Berkshire Publishing Group
- Founded: 2000
- Founder: Karen Christensen
- Country of origin: United States
- Headquarters location: Great Barrington, Massachusetts
- Distribution: self-distributed (most of world) Eurospan Group (Europe) China Publishers Services (China)
- Publication types: Books, Journals, Databases, Podcasts
- Nonfiction topics: World history, big history, international relations, sustainability, Chinese history and culture, global cuisines
- Official website: www.berkshirepublishing.com

= Berkshire Publishing Group =

American publishing company

Berkshire Publishing Group LLC is an American publishing house founded in 2000 by editor and author Karen Christensen and anthropologist David Levinson as an academic reference book producer, developing encyclopedias for Scribner's, Routledge, Sage, Macmillan, H. W. Wilson, and ABC-CLIO. The company became an independent imprint in 2005, with the launch of Berkshire Encyclopedia of World History, edited by William H. McNeill, Jerry H. Bentley, David Christian, et al. In 2009, it began publishing individual course titles as well as major encyclopedias. The company is owned by Karen Christensen and operates internationally from Great Barrington, Massachusetts.

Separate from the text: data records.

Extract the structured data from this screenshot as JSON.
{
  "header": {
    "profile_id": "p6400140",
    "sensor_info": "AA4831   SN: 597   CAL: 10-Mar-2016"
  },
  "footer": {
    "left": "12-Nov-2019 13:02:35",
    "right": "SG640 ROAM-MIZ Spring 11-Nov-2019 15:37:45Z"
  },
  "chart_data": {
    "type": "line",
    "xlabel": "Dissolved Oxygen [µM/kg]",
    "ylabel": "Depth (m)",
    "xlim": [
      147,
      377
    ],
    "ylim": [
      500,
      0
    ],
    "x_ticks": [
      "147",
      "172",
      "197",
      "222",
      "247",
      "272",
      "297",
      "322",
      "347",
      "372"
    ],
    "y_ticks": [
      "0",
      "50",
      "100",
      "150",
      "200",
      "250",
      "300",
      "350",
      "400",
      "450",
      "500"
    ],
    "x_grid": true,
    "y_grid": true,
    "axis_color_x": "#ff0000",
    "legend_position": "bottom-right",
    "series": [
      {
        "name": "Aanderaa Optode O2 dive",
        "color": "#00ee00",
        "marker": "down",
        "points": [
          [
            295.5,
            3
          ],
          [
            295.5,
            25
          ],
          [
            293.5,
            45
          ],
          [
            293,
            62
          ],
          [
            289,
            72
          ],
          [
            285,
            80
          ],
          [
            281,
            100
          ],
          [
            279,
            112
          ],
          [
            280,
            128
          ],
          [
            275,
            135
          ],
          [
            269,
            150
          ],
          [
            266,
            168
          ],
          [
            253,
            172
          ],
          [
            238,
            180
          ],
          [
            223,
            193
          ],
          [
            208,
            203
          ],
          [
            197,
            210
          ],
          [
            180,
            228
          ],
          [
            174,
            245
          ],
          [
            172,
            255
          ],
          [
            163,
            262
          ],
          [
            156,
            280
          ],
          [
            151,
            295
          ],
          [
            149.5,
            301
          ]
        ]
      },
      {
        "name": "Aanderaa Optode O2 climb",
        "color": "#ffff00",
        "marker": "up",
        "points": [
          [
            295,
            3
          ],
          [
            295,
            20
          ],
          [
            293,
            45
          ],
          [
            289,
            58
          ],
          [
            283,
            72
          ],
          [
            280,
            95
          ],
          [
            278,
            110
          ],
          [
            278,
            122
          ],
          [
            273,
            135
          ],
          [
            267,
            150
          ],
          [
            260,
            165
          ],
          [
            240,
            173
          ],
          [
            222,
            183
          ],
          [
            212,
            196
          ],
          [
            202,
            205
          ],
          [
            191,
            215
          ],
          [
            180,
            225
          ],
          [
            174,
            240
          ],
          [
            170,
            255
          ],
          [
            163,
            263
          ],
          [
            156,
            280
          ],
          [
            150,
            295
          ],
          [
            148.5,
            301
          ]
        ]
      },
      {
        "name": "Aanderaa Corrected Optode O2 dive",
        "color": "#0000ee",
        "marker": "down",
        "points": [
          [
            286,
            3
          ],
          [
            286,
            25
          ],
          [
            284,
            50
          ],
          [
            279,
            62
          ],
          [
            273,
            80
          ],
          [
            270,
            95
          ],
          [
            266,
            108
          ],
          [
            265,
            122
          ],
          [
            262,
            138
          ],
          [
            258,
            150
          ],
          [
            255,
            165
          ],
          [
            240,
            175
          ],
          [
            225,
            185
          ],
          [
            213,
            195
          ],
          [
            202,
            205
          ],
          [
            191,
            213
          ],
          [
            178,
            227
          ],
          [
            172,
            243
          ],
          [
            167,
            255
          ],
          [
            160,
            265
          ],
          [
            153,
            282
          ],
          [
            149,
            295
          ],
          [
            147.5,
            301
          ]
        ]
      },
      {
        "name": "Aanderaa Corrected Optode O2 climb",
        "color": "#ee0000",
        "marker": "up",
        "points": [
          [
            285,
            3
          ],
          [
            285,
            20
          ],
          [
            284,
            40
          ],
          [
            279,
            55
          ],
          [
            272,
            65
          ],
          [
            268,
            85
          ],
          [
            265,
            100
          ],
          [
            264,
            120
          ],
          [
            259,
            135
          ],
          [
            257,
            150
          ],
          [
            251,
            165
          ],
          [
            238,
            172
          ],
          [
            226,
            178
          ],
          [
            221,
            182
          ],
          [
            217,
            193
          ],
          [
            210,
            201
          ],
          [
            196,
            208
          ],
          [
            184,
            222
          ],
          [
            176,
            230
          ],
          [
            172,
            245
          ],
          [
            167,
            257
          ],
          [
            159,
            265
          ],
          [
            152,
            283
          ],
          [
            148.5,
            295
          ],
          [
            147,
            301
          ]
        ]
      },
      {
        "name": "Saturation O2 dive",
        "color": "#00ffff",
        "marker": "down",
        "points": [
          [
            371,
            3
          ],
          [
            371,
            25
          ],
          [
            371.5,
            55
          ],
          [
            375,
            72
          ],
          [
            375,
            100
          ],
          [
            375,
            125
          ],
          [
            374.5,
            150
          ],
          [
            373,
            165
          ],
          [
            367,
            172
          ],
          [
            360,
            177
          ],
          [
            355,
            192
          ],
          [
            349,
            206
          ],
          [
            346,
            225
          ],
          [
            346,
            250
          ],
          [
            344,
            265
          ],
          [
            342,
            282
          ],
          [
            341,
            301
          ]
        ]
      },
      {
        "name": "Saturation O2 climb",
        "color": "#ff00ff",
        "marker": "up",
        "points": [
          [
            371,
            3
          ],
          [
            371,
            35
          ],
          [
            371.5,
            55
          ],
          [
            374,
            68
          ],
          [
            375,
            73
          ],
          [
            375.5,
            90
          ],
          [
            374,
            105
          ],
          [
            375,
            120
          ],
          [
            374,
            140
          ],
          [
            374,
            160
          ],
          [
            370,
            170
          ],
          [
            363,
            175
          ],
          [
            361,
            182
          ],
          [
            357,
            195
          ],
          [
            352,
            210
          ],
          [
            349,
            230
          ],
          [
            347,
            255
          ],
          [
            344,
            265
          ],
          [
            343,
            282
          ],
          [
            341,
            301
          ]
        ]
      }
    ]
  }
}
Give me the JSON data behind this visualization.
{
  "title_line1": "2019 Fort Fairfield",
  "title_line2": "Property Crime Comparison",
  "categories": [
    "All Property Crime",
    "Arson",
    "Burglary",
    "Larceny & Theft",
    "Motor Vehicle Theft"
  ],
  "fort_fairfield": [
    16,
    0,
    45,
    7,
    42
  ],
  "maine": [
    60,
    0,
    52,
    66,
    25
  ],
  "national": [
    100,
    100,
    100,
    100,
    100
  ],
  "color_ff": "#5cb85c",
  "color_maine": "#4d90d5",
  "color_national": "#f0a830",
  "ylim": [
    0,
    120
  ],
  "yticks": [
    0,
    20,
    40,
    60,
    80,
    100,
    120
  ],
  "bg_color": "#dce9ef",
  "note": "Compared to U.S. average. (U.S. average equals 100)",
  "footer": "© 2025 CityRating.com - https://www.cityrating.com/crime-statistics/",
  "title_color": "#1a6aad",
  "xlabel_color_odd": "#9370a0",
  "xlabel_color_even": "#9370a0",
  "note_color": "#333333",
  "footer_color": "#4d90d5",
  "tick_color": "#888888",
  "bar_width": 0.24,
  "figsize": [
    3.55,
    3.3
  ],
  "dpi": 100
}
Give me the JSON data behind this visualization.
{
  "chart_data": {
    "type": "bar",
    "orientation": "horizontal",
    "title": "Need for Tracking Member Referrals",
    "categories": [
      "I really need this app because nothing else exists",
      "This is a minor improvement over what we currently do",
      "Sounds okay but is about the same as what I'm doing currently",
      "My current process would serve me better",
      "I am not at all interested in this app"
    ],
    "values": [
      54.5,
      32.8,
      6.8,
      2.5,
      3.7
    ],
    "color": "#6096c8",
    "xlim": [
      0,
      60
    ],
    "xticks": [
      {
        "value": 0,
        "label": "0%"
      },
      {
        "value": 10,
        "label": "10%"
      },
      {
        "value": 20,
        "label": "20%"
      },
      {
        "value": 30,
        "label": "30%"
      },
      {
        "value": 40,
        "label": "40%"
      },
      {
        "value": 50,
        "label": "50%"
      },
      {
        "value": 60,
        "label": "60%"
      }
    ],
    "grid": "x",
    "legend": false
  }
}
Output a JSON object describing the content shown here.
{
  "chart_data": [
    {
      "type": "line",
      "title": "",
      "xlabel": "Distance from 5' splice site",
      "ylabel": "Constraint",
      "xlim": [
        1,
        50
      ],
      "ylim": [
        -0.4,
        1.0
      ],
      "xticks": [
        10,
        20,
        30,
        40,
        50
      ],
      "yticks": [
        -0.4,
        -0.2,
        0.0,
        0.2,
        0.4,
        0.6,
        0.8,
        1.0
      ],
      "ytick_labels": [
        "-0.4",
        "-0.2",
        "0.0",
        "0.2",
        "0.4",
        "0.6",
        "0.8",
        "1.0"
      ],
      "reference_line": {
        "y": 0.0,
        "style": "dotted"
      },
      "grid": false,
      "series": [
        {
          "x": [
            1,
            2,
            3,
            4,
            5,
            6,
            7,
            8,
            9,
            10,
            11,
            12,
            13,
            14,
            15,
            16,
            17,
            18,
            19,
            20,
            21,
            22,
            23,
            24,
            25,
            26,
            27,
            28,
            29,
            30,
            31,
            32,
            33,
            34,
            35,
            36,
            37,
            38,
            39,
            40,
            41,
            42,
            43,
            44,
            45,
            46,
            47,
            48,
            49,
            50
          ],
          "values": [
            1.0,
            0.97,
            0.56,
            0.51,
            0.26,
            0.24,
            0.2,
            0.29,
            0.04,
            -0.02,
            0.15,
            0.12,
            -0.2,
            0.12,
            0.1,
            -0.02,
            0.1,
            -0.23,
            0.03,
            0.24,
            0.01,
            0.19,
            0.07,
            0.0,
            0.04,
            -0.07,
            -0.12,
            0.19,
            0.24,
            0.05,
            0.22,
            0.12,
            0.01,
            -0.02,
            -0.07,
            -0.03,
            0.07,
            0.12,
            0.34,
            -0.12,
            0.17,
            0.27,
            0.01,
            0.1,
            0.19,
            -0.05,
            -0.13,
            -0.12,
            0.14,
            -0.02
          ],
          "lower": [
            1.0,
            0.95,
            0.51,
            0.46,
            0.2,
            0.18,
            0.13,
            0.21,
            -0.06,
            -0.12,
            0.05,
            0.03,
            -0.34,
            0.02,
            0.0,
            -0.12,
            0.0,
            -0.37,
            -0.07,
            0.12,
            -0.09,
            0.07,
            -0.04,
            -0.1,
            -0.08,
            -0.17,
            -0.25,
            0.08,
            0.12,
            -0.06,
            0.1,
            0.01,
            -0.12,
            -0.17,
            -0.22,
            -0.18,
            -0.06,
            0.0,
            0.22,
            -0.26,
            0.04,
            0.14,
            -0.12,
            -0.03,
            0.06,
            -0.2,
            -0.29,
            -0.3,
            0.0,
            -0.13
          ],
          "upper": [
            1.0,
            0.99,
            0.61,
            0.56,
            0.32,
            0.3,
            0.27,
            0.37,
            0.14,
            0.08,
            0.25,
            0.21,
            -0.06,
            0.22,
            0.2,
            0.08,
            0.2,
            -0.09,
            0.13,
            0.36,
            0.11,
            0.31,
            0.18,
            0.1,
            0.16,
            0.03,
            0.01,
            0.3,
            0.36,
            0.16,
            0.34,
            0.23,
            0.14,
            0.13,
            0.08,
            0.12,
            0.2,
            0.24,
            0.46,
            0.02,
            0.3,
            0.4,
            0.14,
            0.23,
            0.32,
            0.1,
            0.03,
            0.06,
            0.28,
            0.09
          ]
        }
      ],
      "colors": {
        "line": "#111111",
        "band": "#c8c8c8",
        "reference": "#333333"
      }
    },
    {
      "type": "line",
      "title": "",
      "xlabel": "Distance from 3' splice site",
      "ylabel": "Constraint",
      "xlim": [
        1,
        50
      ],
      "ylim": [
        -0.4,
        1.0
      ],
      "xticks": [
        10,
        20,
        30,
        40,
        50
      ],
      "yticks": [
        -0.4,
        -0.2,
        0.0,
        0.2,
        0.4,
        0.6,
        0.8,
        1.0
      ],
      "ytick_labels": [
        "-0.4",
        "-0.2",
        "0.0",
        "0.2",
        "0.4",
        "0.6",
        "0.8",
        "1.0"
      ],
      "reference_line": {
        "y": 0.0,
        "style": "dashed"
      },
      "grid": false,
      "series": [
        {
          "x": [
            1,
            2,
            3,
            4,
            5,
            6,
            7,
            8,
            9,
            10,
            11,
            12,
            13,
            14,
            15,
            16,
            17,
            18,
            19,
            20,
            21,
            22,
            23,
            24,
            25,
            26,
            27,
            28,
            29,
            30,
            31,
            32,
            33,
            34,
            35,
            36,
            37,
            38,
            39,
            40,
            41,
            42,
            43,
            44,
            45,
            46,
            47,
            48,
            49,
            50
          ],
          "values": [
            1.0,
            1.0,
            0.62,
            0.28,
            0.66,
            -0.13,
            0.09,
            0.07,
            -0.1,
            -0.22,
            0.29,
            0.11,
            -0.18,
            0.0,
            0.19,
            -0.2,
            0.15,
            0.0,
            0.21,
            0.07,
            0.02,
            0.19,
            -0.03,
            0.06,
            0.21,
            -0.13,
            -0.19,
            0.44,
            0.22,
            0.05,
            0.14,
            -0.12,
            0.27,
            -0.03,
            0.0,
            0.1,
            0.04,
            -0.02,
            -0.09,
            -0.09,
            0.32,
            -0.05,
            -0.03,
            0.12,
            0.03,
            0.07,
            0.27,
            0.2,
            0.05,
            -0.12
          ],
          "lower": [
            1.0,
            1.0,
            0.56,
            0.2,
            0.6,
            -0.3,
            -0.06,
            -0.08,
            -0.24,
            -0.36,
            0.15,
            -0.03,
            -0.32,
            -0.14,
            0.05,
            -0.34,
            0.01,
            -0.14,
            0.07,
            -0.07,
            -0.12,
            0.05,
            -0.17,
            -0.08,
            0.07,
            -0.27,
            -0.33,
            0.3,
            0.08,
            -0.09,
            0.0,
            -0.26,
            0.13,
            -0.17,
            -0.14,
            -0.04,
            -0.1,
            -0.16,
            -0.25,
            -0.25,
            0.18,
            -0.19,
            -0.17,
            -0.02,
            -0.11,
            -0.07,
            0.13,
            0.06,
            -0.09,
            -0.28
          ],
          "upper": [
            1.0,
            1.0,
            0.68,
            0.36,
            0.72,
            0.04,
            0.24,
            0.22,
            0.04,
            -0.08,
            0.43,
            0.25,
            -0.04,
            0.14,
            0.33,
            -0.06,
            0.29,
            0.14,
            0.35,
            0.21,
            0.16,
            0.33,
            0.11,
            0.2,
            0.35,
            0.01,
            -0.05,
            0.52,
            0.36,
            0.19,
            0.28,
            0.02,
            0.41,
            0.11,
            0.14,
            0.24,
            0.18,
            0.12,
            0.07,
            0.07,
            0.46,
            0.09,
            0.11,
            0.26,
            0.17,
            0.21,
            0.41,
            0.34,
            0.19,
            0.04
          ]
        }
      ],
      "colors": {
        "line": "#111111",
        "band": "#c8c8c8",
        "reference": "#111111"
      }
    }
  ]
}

Berkshire offers print and online publications on world history, international relations, sports, community, religion and society, popular culture and environmental issues. The publications focus on global perspectives: while many reference publishers and free online sources focus on the "who, what, when, and where" structure for presenting a topic, Berkshire specializes in providing resources from expert contributors who probe for deeper context and analysis, thereby helping to explain how and why.

Berkshire also claims to make special efforts in its reference titles to bring the work of acclaimed scholars to a wide general audience and to high school students.

The company publishes the Dictionary of Chinese Biography, Berkshire Encyclopedia of China, the Berkshire Encyclopedia of Sustainability, and the Berkshire Encyclopedia of World History., as well as Patterns of Global Terrorism.